Not everyone agreed, and he had some trouble finding a shipping merchant for his maiden voyage. So he purchased his own boat for $4,750, setting sail for the Caribbean in 1806 with 130 tons of ice onboard — ice he had harvested from the family estate. Packed in hay, most of the cargo survived the trip. But without proper storage at the destination port, his profits quickly melted away.

Tenacious, he continued improving how the company harvested, handled, and transported ice. And in 1833, he shipped 180 tons over a 16,000-mile journey, crossing the equator twice, from Boston to Calcutta, spending nearly four months at sea, arriving with most all of that ice intact.

Invention of the Household Refrigerator

While the American ice trade continued to flourish well into the 1900s, electric refrigerators were also on the rise.

Crosby explained the timeline of refrigeration, which began earlier than I realized. In 1851 a refrigerator-style compressor pump using ether was developed. By 1859 the pumps were improved with the use of ammonia. “In 1879, the process was proven by shipping frozen beef from Australia to England for the very first time,” Crosby told me.

Expensive refrigeration units were installed on trains and at storage facilities, and this meant that fresh food could expand into the distant frontier markets of America — areas that would have been uninhabitable just centuries prior, as they lacked easy forms natural form of transport, such as a river.

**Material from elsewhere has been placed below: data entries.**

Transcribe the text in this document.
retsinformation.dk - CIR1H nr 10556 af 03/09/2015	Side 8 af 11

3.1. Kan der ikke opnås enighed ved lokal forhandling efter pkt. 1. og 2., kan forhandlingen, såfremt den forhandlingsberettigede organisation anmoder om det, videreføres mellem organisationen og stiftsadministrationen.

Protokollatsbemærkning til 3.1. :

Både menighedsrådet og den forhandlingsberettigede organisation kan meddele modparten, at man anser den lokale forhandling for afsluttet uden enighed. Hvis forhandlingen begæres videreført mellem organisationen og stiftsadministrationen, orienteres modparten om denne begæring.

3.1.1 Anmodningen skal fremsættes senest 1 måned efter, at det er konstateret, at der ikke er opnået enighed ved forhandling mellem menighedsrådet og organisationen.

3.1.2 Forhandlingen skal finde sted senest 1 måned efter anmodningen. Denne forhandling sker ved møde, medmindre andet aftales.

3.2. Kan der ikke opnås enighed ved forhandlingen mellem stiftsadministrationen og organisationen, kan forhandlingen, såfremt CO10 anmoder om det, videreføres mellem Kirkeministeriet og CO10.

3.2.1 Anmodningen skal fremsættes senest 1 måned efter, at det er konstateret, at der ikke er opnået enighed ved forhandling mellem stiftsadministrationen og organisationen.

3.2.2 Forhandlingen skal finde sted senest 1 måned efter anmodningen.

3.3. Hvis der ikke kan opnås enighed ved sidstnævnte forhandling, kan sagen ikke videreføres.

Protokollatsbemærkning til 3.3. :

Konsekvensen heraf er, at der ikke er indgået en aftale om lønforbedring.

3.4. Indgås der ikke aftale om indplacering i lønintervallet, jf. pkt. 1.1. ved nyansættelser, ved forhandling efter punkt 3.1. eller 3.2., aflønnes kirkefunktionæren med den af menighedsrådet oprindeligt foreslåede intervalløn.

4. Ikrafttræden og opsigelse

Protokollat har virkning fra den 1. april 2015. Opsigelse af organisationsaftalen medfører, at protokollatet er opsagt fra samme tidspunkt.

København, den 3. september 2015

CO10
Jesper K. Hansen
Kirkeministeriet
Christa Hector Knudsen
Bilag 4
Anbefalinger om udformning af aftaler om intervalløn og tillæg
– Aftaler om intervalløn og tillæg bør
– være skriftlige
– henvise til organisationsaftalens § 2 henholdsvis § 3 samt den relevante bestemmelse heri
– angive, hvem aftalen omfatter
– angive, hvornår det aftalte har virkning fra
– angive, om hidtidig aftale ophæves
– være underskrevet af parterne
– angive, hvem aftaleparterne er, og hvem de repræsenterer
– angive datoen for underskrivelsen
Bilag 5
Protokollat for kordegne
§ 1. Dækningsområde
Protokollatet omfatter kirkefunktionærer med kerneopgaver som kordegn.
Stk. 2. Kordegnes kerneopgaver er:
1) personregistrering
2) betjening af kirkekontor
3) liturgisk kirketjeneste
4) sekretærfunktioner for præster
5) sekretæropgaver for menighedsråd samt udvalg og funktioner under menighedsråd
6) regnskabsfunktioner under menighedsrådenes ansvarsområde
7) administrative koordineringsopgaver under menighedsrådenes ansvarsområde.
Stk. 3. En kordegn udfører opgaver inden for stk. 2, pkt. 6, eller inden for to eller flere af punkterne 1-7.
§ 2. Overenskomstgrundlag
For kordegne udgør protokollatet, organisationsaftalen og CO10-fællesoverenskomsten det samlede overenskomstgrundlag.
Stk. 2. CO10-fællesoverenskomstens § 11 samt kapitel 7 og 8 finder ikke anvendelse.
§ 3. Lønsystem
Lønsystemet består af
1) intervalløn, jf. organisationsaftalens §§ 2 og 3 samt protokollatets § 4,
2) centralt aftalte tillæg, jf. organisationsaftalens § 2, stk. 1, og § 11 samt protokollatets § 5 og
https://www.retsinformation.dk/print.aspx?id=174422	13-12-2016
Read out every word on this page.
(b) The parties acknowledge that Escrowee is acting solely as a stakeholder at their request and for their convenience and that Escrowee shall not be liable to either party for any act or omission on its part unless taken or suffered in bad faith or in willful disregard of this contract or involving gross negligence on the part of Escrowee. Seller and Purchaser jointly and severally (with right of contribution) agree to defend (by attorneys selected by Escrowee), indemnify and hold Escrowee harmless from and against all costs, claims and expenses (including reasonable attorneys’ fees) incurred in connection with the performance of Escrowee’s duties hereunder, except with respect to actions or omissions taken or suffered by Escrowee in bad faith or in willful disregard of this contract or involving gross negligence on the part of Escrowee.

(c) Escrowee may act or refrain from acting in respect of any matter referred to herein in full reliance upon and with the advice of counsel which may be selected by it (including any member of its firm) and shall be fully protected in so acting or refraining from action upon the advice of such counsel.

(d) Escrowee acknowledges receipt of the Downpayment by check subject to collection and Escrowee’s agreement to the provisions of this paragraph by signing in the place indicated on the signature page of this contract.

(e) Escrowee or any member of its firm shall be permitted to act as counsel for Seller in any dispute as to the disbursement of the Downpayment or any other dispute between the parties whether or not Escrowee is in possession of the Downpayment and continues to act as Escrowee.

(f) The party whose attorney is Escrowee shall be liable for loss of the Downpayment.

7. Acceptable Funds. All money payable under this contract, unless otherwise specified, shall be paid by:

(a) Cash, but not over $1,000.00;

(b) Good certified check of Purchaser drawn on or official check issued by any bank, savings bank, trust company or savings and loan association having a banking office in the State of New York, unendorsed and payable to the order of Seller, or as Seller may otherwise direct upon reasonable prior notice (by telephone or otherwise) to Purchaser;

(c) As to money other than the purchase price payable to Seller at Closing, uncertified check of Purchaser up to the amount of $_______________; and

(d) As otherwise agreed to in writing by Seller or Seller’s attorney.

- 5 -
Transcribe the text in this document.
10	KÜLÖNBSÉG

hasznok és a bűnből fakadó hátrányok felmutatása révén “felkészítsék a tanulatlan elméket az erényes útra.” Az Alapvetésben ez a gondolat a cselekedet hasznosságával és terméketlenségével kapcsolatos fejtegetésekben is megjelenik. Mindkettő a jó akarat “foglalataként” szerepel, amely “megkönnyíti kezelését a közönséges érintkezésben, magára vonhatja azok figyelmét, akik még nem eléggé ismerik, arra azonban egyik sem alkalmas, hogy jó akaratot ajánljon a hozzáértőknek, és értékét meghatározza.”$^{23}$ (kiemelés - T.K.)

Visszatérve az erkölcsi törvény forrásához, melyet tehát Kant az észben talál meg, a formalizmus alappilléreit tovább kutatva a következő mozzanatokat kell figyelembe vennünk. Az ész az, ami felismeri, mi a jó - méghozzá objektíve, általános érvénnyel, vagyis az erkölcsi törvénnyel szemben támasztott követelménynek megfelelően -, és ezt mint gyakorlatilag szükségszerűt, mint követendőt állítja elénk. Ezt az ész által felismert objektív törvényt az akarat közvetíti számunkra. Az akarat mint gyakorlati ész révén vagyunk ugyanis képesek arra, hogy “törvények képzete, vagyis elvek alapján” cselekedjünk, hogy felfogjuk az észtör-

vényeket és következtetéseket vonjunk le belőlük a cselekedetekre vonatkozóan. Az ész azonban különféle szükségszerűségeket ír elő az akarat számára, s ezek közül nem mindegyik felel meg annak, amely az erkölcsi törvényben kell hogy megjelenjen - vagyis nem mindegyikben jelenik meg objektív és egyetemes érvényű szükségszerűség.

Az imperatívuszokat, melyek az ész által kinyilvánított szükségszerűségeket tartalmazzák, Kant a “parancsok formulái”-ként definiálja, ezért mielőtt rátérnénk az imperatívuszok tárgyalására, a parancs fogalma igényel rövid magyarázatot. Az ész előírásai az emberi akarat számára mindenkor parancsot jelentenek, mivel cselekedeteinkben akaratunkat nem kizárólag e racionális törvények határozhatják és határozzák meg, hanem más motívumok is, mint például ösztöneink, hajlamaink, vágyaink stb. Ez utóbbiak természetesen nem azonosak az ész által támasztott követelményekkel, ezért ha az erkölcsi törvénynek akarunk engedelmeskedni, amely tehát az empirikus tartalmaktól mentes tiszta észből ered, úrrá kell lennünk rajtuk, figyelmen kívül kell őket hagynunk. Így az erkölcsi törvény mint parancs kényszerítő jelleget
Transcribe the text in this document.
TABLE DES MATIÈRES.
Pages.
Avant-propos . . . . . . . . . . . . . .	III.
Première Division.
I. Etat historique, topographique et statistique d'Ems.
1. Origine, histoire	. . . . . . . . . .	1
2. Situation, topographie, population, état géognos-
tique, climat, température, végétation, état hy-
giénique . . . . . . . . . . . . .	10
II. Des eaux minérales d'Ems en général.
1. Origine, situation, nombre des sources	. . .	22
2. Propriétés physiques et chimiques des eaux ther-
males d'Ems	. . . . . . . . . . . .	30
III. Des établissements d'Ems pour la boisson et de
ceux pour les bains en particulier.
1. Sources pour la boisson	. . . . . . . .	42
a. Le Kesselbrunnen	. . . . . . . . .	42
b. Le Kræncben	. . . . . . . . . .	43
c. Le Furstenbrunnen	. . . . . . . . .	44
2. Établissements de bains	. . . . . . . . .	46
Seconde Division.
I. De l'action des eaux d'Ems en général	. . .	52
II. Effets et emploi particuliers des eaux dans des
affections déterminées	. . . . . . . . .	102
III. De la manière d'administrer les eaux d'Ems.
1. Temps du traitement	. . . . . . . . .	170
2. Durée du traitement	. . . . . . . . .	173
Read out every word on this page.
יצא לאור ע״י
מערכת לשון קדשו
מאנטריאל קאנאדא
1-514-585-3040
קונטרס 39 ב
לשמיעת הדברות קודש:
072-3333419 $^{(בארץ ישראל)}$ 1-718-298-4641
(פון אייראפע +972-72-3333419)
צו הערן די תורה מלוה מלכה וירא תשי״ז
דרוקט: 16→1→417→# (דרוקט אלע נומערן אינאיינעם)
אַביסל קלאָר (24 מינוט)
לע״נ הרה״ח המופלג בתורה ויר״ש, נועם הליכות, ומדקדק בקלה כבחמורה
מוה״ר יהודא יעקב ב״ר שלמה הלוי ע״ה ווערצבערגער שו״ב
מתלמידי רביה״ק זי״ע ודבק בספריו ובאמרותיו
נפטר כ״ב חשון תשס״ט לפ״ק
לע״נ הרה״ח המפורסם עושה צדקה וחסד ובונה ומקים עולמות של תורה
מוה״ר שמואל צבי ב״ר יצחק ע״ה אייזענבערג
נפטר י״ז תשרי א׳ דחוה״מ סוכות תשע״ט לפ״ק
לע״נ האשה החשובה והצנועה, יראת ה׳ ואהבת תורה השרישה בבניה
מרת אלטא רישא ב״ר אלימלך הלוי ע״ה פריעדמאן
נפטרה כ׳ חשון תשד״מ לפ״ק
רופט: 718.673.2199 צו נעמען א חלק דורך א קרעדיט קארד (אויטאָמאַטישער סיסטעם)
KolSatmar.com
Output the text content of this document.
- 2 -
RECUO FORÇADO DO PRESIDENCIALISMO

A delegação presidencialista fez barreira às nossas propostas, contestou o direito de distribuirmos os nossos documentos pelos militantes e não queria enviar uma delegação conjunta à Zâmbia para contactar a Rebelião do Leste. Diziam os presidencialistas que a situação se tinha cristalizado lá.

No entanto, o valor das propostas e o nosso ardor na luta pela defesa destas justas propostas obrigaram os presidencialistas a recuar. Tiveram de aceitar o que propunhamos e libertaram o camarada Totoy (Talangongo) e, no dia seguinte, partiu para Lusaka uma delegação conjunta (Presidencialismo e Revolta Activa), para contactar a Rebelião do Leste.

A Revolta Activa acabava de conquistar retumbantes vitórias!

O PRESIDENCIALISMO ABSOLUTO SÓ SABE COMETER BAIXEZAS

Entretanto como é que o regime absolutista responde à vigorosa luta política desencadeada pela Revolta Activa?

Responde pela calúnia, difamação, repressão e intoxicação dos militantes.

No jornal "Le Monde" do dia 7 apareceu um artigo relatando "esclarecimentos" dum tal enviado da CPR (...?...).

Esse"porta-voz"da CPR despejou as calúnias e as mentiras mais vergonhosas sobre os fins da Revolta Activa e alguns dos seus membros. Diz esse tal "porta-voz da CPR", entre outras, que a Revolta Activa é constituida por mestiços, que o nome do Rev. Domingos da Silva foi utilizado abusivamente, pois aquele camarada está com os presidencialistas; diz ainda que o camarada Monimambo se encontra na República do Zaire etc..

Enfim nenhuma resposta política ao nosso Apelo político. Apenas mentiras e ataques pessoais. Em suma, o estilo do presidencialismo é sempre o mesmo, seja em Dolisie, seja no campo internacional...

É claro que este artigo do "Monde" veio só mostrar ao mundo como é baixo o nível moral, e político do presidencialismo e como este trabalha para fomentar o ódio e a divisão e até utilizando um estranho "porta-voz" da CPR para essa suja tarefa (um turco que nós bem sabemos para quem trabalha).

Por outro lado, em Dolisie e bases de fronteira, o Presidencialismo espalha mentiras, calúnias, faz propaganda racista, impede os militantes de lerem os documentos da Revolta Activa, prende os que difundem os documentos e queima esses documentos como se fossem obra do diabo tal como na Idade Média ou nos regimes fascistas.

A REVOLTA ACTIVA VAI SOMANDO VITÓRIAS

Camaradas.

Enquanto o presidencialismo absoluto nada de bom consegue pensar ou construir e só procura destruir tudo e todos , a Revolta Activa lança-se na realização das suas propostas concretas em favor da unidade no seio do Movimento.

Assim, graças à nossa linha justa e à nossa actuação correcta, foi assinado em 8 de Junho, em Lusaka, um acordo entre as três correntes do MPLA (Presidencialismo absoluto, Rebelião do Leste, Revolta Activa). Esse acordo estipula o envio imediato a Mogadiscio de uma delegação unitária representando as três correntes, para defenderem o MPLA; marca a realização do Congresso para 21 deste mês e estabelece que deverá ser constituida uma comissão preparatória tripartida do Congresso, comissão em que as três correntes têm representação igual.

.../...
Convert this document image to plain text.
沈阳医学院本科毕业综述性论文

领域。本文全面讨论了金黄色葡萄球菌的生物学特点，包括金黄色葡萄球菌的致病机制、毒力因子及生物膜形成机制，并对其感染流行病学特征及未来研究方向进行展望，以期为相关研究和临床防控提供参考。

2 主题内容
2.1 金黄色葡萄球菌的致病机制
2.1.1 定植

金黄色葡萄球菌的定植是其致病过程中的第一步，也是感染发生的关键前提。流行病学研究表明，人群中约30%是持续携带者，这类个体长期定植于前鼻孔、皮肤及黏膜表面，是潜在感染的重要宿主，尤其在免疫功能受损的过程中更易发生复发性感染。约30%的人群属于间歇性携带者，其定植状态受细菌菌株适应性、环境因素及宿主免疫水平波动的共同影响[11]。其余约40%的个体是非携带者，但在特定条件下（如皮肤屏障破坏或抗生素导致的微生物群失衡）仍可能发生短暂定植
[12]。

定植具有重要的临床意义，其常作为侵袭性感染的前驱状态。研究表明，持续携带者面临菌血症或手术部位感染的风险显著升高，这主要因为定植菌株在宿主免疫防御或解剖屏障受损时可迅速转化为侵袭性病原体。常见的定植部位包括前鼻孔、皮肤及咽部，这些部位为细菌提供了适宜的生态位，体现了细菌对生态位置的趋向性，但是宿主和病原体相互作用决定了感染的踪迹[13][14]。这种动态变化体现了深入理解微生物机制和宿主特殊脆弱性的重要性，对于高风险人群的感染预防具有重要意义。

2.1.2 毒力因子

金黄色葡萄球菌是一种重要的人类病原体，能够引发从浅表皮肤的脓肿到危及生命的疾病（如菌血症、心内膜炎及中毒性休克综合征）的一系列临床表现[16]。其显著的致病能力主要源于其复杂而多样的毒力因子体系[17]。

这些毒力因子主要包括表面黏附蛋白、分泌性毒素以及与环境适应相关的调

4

This technology also allowed many areas to specialize and export their products. California could harvest a variety of fruits and ship them away. Georgia could become known nationwide for its peaches.

In 1911, General Electric released one of the first household refrigerator units, powered by gas, and the first electric unit hit market 15 years later. Frigidaire changed everything by synthesizing Freon, creating a smaller and safer home unit, available for half the cost.

In short, your refrigerator is not only responsible for what you eat, but also where you live — given the way it fostered growth in the American West and made it possible for the cities back East to thrive on the good food of other parts of the nation.